Painting by Raphael in the Palazzo Pitti

The Portrait of Agnolo Doni is an oil painting on wood by Italian Renaissance master Raphael, executed c. 1506. It is now in the Uffizi in Florence.

==Story==
The portrait is one of a pair that depict a recently married merchant and his wife.
Agnolo Doni married Maddalena Strozzi in 1503, but Raphael's portraits were probably executed in 1506, the period in which the painter studied the art of Leonardo da Vinci most closely. The composition of the portraits resembles that of the Mona Lisa: the figures are presented in the same way in respect to the picture plane, and their hands, like those of the Mona Lisa, are placed on top of one another. But the low horizon of the landscape background permits a careful assessment of the human figure by providing a uniform light which defines surfaces and volumes. This relationship between landscape and figure presents a clear contrast to the striking settings of Leonardo, which communicate the threatening presence of nature.
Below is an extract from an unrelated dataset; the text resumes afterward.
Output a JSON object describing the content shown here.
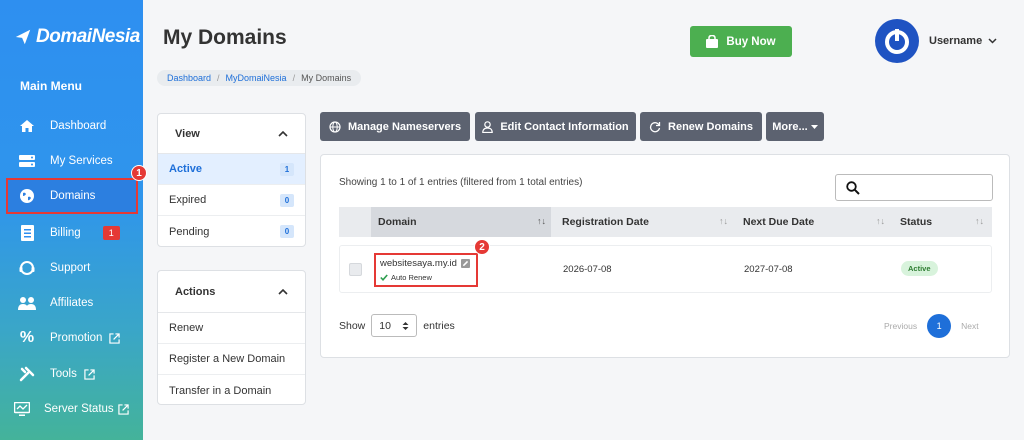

But the most notable characteristic that distinguishes these portraits from those of Leonardo is the overall sense of serenity which even the close attention to the materials of clothes and jewels (which draw one's attention to the couple's wealth) is unable to attenuate. Every element - even those of secondary importance - works together to create a precise balance.

These works, linked not only by the kinship of the subjects, but also by their evident stylistic homogeneity, mark the beginning of Raphael's artistic maturity.